Net inflows into exchange-traded funds in the first half of 2010 beat inflows into ETFs in the previous year, according to State Street Global Advisors, the investment management business of State Street Corp.
ETF industry assets in the United States fell 0.4% during the first half of 2010, as investors held $772 billion in 897 ETFs as of June 30, 2010, State Street Global Advisors reported. During the same period, the Standard & Poor’s 500 Index slid 8.9%.
ETFs are used as part of clients’ actively-managed portfolios and are therefore experiencing better results, said Geoffrey Bobroff of Bobroff Consulting in East Greenwich, R.I., in a phone interview on Thursday. The significant growth in ETFs has been in bond funds, he said, as investors move out of the risk curve.
State Street [STT] pointed out three key trends that helped shape the ETF industry during the first six months of 2010: First, there was continued growth of fixed income ETF assets, which increased 78% in 2009 and 21% in the six months to June 30, 2010, as the number of bond ETFs available to investors reached 105.
In 2006, just six fixed income ETFs existed.
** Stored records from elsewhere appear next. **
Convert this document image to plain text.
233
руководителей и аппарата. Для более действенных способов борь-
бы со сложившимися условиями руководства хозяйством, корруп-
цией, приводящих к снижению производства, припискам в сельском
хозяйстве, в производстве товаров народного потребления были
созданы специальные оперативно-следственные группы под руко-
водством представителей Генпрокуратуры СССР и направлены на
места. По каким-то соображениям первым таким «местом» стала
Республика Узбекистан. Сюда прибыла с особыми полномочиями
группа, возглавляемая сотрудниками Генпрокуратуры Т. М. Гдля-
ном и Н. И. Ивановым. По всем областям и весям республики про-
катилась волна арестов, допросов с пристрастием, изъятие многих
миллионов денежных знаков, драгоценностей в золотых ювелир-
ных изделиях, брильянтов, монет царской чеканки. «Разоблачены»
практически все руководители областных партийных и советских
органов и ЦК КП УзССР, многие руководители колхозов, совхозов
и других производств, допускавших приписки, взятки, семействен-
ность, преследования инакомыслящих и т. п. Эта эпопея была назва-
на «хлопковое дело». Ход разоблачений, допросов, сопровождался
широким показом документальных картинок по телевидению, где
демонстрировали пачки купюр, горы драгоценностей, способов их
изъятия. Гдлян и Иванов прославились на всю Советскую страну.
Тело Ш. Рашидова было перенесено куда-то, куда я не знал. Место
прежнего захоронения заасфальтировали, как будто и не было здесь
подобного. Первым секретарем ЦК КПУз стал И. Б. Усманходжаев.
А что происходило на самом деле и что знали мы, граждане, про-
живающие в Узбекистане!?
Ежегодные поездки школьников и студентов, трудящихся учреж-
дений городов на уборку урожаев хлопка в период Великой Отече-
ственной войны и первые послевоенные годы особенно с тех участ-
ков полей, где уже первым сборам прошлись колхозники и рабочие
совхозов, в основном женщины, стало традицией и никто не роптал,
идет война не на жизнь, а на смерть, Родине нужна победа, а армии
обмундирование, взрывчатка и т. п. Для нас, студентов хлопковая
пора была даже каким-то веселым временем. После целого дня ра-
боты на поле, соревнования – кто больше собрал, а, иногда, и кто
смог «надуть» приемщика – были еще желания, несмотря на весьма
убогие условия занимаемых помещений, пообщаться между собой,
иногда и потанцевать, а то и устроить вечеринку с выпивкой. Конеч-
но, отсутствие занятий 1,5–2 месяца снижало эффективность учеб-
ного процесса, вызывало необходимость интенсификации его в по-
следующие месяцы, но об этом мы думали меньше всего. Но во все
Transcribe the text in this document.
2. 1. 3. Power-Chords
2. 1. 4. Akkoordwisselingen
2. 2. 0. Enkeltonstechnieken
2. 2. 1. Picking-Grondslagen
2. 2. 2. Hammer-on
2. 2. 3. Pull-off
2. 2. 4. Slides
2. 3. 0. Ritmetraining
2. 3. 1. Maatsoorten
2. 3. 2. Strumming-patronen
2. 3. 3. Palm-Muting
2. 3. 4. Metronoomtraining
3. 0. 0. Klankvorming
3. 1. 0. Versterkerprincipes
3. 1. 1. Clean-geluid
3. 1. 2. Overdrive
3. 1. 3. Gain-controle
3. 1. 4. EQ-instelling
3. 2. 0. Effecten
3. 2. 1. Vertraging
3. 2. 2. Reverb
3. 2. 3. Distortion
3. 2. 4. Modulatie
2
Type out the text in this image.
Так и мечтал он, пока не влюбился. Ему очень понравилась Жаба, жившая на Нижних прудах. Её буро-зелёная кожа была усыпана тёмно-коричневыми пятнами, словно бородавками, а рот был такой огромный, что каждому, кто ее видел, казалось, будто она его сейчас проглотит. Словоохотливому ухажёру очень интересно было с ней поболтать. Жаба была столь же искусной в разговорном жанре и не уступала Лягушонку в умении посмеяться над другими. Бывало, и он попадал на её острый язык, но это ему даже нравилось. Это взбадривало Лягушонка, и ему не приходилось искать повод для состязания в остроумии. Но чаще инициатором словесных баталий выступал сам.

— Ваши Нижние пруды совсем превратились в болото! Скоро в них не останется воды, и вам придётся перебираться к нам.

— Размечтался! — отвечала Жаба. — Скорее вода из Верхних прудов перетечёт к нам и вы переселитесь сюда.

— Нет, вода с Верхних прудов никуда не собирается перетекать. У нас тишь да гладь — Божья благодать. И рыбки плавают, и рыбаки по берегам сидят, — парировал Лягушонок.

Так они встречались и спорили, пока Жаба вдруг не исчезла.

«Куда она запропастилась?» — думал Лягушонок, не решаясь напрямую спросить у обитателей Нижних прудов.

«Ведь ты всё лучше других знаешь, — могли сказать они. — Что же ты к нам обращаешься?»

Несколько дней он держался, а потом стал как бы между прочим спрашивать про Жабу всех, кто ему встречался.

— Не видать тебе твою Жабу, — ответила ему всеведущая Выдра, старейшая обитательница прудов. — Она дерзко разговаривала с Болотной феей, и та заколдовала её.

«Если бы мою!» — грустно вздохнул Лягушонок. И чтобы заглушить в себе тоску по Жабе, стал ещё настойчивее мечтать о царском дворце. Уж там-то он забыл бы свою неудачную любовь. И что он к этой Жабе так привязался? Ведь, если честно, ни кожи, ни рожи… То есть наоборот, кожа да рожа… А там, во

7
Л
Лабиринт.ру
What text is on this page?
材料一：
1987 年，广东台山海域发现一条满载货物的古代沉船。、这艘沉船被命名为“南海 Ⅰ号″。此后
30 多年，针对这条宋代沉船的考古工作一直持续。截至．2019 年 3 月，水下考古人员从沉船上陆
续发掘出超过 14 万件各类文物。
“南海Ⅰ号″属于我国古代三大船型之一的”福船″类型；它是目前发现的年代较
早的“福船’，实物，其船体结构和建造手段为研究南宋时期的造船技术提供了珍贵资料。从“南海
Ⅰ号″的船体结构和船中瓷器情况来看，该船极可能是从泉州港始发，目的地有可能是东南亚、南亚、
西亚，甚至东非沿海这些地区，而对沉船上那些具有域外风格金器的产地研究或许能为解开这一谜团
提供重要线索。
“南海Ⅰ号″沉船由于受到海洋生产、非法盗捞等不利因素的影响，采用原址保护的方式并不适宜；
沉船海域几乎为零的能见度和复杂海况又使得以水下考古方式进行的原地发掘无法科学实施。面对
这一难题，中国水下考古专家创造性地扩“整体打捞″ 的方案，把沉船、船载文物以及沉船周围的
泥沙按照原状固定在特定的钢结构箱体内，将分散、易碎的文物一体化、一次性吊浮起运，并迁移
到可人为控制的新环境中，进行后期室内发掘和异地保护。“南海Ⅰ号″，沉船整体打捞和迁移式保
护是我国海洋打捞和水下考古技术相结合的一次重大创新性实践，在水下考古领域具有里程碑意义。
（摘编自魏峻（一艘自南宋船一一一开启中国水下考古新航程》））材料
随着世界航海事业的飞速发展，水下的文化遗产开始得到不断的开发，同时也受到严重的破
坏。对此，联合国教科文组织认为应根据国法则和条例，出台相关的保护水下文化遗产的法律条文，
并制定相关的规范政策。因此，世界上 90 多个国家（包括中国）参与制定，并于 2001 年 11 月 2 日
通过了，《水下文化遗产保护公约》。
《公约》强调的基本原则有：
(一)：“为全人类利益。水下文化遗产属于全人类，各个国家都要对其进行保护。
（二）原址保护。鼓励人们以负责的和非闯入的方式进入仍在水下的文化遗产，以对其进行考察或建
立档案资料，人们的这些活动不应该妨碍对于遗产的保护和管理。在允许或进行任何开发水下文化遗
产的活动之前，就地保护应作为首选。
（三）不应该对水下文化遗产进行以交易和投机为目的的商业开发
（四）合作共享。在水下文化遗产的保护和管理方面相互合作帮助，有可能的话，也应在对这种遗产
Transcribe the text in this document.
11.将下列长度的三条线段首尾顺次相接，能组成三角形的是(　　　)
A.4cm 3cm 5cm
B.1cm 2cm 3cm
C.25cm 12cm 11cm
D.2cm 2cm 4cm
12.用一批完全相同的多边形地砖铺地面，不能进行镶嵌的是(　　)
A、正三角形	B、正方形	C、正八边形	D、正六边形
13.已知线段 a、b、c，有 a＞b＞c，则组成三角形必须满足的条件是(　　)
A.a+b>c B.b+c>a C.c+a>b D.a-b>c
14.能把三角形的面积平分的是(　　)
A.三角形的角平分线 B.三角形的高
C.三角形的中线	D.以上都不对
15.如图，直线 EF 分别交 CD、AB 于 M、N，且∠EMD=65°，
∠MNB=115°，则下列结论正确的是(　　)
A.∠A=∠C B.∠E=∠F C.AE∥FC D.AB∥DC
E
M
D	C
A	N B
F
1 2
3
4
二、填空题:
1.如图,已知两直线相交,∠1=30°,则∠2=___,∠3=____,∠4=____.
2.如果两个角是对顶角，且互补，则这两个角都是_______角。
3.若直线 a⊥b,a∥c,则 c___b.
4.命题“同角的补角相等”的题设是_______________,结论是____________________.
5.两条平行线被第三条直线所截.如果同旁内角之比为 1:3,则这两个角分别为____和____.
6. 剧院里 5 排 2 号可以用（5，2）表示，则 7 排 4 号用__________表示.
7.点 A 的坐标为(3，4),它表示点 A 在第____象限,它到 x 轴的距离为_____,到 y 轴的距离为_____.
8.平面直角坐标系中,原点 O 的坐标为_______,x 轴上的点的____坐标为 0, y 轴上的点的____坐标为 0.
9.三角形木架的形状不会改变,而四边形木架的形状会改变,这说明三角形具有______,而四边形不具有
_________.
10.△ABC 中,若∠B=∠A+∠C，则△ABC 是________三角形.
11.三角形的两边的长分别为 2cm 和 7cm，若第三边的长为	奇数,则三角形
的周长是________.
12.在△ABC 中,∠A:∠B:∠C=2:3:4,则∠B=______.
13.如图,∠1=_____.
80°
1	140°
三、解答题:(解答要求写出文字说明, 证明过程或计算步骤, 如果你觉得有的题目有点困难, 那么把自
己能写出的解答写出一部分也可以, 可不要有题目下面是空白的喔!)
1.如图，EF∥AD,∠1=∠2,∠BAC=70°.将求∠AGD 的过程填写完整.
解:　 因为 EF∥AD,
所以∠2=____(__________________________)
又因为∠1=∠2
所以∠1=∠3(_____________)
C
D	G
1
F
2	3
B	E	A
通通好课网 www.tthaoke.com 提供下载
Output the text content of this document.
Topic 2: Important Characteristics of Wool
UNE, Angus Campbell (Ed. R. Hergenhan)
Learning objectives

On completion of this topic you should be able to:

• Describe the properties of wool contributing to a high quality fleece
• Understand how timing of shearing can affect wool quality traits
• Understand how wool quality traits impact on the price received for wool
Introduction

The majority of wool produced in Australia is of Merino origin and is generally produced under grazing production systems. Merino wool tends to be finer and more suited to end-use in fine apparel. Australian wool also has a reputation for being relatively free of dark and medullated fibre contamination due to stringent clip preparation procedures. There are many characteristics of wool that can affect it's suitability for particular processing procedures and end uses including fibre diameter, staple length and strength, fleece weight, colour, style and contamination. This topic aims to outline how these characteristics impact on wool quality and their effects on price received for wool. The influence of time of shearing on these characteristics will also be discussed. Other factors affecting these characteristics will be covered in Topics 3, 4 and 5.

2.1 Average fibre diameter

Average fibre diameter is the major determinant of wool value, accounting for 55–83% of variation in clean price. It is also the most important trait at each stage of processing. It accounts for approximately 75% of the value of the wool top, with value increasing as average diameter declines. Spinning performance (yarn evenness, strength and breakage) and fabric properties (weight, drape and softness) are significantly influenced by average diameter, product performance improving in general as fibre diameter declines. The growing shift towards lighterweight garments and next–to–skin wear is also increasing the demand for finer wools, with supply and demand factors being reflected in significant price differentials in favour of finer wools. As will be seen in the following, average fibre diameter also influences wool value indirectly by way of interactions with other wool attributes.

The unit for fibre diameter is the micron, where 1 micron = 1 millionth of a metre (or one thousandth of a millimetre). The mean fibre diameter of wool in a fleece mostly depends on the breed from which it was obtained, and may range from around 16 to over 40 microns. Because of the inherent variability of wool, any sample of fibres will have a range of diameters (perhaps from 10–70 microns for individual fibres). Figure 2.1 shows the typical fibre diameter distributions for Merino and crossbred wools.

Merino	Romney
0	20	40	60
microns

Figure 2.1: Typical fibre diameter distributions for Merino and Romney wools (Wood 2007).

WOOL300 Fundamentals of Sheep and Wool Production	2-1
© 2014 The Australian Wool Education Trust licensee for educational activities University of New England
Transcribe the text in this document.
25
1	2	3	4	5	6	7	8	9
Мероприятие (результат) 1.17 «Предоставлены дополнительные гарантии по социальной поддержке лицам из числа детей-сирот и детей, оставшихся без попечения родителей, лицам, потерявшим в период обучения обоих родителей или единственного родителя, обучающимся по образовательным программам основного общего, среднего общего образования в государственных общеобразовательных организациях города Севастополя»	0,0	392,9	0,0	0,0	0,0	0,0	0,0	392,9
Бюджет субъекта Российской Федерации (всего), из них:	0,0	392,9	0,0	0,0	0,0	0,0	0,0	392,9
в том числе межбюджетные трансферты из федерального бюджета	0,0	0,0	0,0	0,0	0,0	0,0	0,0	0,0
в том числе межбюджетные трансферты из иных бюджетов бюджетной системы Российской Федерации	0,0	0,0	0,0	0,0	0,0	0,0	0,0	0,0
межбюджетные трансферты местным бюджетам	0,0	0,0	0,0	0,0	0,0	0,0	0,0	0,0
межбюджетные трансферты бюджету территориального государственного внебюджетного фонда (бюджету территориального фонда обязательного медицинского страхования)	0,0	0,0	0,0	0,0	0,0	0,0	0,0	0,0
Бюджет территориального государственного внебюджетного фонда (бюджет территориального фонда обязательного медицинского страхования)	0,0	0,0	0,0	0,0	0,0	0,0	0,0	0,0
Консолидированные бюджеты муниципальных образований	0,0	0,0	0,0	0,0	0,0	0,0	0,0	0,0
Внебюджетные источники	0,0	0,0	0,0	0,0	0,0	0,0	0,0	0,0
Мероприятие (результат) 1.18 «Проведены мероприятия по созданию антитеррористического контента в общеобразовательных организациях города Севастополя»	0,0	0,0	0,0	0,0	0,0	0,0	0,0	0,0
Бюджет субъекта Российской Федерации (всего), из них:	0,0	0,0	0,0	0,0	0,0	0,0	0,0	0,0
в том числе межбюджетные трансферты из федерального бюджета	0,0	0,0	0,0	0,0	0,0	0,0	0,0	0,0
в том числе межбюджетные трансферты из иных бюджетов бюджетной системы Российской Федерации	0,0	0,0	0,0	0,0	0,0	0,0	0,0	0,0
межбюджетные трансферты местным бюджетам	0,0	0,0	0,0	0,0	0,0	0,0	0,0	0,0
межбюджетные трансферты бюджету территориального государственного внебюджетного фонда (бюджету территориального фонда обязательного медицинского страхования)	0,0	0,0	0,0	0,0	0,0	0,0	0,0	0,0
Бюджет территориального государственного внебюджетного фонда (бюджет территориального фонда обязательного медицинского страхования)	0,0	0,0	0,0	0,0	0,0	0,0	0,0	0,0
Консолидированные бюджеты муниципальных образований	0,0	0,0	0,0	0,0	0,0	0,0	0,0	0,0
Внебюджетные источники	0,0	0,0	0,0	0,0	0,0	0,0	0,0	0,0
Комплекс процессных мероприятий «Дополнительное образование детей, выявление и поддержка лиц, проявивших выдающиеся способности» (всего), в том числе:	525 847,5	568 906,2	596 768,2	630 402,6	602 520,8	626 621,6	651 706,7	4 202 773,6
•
Secondly, gold ETF assets soared 30.2% during the first half of the year, reaching new highs as investors worried about the sovereign debt crisis and the slow economic recovery in the United States. And lastly, the "Flash Crash" on May 6, 2010 did not hurt investor confidence in ETFs, with net new inflows into ETFs totalling $20.2 billion in May and June.
“Despite the market's performance during the first half of 2010, ETF net inflows are ahead of last year's pace,” said Tom Anderson, director of strategy and research for the Intermediary Business Group at State Street Global Advisors, in a press release. “This growth has been driven by financial professionals, individual investors and institutions, and underscores the way investors build and maintain portfolios in every market cycle using these innovative investment products.”